Dante hadn’t planned on being here.
That was the thing—if anyone asked, he’d say this was a coincidence. A fluke. Fate having a sick sense of humor. He definitely hadn’t followed you across town, hadn’t clocked the restaurant name the moment he overheard you mention a blind date, hadn’t deliberately picked the booth in the back where the lighting was low and the mirrors on the walls gave him a perfect view of half the room.
Definitely not.
He leaned back in his seat, boot hooked over his knee, coat hanging open. A menu sat untouched in his hands, eyes barely scanning the words. His attention was entirely elsewhere—specifically, on you.
You were seated two tables away, posture a little stiff, hands folded near your drink. You looked… nice. Too nice for this. Dante’s jaw tightened slightly at the sight, his grip on the menu flexing without him realizing it.
“…Blind date,” he muttered under his breath. “Yeah. Sure.”
Across from you sat the guy. Clean-cut. Smiling too easily. Hands moving just a little too smoothly when he gestured. Dante had clocked him the second he walked in—and something about him had set his instincts buzzing like a live wire.

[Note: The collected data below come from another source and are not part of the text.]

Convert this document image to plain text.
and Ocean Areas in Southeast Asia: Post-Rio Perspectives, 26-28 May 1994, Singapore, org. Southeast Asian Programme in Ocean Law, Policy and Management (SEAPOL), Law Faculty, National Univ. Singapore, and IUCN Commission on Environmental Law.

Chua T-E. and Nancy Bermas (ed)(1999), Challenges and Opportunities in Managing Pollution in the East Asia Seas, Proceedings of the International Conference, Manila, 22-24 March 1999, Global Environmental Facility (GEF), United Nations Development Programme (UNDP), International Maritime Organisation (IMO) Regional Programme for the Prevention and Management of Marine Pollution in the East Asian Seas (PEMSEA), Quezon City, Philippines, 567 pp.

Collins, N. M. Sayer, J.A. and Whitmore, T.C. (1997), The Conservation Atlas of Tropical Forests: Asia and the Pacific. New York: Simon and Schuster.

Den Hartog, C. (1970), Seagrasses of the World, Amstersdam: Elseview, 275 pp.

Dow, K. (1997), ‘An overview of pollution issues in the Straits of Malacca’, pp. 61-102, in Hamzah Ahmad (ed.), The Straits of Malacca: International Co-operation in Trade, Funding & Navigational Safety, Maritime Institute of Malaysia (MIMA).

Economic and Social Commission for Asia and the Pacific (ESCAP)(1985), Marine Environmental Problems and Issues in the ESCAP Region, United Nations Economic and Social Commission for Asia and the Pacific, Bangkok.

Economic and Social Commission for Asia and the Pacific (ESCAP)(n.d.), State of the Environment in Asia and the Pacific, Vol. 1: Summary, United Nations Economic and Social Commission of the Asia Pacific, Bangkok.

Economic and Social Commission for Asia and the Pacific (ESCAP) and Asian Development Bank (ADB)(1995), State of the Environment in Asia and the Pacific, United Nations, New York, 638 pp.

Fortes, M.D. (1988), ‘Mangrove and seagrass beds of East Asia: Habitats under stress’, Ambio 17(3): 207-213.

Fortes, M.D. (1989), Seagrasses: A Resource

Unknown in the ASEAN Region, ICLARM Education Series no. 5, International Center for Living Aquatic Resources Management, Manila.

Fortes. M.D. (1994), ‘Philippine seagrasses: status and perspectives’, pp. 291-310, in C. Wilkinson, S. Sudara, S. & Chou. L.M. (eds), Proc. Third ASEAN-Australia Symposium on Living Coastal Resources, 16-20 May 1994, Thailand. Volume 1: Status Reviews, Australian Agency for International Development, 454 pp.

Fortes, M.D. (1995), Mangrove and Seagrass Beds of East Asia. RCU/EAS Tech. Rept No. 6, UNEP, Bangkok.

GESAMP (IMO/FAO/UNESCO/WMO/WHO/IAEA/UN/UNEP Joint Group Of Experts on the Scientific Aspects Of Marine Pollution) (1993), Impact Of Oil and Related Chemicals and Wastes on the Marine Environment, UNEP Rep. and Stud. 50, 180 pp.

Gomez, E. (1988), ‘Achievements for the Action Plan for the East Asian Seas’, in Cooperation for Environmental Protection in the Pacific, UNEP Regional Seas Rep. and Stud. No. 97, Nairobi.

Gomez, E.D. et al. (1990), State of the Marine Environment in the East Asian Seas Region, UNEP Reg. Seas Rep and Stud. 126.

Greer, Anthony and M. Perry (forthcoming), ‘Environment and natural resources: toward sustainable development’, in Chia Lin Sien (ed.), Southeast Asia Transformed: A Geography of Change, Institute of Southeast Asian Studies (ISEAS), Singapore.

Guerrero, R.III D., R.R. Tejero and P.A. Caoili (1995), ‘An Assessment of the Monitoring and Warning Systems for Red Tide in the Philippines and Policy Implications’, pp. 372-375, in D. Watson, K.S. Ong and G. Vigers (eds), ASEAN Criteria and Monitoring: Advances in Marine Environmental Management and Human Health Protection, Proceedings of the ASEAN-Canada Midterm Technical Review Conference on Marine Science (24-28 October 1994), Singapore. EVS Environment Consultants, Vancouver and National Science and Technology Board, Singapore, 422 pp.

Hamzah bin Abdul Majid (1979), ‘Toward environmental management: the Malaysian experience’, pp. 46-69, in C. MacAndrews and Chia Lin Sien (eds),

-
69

At first, Dante had told himself he was being paranoid.
Then the smell hit.
It was faint. Subtle. The kind humans would never notice. But Dante wasn’t human—not fully—and beneath the restaurant’s mix of food, perfume, and alcohol was something wrong. Sulfur-thin. Old magic. Hunger.
His blue eyes sharpened.
“…You’ve gotta be kidding me,” he murmured.
The guy across from you laughed at something—too perfectly timed. His pupils flashed, just for a fraction of a second, reflecting the low light wrong. Dante’s fingers stilled.
Demon.
And not the sloppy kind, either. This one was playing it careful. Wearing human skin like a tailored suit. Sitting across from you like he belonged there.
Dante’s chair scraped softly as he shifted forward.
He watched the demon lean in slightly, lowering his voice, hand hovering near yours on the table. Dante didn’t hear what was said—but he didn’t need to.
That was it.
The menu snapped shut in Dante’s hand.
“Unreal,” he muttered, already standing. “I leave you alone once.”
He didn’t bother hiding it anymore. Didn’t bother waiting. Didn’t bother caring that the restaurant was packed, that glasses clinked and conversations hummed and people would absolutely remember this.
He took three long strides forward.
The demon sensed it a second too late.
Dante stopped right at your table, looming comfortably, hands resting on the edge as he leaned down. His presence alone seemed to change the air—heavy, charged.
“Hey,” Dante said casually, eyes never leaving the demon’s face. “Mind if I cut in?”
The demon blinked, smile faltering. “I’m afraid we’re in the middle of—”
Dante’s hand shot out.
He grabbed the demon by the collar and lifted him clear out of his chair.
The restaurant erupted.
Chairs scraped. Someone screamed. Glass shattered as the demon was slammed backward into the wall, illusion flickering violently. Human skin peeled away in patches, revealing blackened veins and glowing eyes beneath.
“You picked the wrong date,” Dante said flatly.
The demon snarled, claws snapping out, glamour fully breaking now as horns tore through its disguise. Patrons scrambled, shouting, panic rippling through the room.
You were still seated—frozen, staring.
Dante glanced back at you once, just once.
“Don’t move,” he ordered, voice sharp but protective. “I got this.”
The demon lunged.
Dante met it head-on.
He ducked under a claw swipe, drove his fist into the demon’s jaw with enough force to crater the wall behind it. The floor cracked. Plates shattered. Screams echoed as people fled toward the exits.
The demon hissed, wings tearing free, knocking over tables as it scrambled up.
“You humans are all the same,” it spat. “Soft. Easy prey.”
Dante grinned—wide, dangerous.
“Oh,” he said, rolling his shoulders, Ebony and Ivory already in his hands. “Buddy. You don’t get to include them in that.”
Gunshots thundered through the restaurant.